Our novel RAFT (Real Architecture for 3D Tissues) technology, based upon plastic compression of cell-seeded collagen gels (Brown et al., 2005), was used to prepare ocular surface tissue equivalents (Levis et al., 2010). In order to reproducibly control fluid loss during compression of the gels and provide a means of transporting the constructs, bespoke cassettes were designed. Briefly, constructs populated with human limbal fibroblasts were compressed, seeded with human limbal epithelial cells (LECs) and cultured for 19 days within the cassettes. The constructs were assessed with light microscopy, histology, and immunohistochemistry to characterize the LEC phenotype. Parameters included cell morphology and p63α (putative stem cell marker) production. To test potency, constructs were subjected to a 1mm stripe defect on the epithelial surface using a corneal Algerbrush. Re-epithelialisation of the defect was quantified over time with light microscopy and correlated with histology.

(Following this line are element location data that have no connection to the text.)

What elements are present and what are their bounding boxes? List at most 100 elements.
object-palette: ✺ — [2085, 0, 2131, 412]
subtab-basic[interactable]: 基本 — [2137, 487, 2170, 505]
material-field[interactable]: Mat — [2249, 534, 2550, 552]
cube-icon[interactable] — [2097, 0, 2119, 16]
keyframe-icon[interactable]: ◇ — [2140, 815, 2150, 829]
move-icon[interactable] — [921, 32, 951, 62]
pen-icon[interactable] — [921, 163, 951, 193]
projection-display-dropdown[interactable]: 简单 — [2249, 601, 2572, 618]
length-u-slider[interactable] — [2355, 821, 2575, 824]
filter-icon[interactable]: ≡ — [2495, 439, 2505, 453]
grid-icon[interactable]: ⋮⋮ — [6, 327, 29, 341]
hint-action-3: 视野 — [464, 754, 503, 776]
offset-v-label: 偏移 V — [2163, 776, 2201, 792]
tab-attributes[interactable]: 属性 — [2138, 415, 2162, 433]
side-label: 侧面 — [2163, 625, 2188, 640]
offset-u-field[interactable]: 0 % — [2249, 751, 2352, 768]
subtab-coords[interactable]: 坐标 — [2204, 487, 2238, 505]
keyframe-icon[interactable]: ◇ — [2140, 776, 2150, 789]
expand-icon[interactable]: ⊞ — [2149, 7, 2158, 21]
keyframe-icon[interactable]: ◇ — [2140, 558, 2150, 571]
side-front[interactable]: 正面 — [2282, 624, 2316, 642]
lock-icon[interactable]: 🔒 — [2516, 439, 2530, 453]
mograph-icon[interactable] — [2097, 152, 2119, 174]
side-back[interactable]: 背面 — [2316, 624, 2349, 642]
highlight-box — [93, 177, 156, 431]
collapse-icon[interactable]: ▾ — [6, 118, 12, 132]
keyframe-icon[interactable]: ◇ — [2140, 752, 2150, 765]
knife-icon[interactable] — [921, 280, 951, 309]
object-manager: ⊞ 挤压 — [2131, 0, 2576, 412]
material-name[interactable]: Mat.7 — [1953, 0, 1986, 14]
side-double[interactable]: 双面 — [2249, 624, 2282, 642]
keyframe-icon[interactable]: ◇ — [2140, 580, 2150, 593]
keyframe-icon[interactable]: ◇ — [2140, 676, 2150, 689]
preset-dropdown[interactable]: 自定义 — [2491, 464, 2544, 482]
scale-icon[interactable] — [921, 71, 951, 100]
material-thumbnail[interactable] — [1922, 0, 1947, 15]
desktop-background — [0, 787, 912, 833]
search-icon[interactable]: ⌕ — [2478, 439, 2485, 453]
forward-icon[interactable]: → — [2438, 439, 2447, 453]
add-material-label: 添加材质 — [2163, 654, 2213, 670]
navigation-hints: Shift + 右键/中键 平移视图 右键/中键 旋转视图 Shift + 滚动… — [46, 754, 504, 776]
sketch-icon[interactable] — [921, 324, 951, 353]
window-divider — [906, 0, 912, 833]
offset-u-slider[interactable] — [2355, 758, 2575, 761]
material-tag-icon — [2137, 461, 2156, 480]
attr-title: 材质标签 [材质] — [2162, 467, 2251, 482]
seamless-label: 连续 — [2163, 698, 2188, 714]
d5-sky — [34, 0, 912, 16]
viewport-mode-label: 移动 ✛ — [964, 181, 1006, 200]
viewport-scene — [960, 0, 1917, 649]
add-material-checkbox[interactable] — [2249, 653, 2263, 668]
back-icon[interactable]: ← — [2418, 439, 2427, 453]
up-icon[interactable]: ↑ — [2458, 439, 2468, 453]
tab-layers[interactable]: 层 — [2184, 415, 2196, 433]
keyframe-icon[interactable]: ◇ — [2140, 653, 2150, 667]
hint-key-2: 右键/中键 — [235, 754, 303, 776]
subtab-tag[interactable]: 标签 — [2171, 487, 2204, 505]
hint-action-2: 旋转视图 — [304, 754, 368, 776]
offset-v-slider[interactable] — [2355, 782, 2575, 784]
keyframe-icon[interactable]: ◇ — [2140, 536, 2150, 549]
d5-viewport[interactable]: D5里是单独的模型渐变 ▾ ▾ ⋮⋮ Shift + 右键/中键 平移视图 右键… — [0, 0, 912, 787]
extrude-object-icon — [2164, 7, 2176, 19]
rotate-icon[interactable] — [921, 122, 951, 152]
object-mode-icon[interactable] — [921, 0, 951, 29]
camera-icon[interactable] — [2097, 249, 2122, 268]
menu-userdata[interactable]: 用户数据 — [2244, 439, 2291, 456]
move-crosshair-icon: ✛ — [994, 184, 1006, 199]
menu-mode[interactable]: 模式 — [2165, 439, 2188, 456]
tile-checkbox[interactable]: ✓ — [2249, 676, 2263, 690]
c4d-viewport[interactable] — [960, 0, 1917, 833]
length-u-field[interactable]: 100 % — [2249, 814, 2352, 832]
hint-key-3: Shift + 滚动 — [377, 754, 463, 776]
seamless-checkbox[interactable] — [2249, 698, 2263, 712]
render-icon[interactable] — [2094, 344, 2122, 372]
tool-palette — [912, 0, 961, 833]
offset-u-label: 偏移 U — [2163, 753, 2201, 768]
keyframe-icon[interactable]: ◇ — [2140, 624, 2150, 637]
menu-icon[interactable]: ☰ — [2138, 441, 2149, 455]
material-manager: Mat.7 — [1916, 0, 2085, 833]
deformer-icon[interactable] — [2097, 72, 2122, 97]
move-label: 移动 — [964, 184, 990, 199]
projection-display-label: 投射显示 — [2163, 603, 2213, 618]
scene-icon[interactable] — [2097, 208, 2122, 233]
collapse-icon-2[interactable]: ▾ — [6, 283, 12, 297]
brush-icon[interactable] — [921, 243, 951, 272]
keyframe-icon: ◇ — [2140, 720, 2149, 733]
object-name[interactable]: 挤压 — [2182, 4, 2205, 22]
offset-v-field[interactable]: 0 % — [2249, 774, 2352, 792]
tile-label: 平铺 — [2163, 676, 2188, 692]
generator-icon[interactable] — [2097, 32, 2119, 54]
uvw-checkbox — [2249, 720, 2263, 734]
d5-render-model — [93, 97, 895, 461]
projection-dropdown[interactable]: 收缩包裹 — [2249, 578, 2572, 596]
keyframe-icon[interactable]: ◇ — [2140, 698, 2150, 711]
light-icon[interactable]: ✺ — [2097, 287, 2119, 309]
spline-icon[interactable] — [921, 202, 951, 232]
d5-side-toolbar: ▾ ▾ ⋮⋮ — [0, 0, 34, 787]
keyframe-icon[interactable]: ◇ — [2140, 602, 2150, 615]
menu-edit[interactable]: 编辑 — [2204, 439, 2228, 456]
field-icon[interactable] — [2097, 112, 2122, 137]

RAFT constructs were reproducibly prepared using cassettes. LECs achieved confluence and formed patches of multilayered epithelium after 19 days of culture on the surface. The basal LECs were small in size with characteristic cobblestone morphology. These cells also expressed p63α, which is indicative of poorly, differentiated cells with a high proliferative capacity, suggesting they are ‘stem-like’. RAFT constructs supported re-epithelialisation of wound defects demonstrating potency with respect to epithelial cell function. Not surprisingly, the rate of re-epithelialisation was variable between different biological cell donors. Histological comparison of the constructs before and after wounding confirmed that re-epithelialisation had occurred with the onset of cell multi-layering that is required to regenerate full epithelium.
The RAFT process has been modified to include the use of bespoke cassettes that take into account manufacturing and regulatory requirements for delivery of a cell therapy to a patient. RAFT constructs repeatedly demonstrated the capacity to re-epithelialise a wound defect over time thus also providing an in vitro model of wound healing.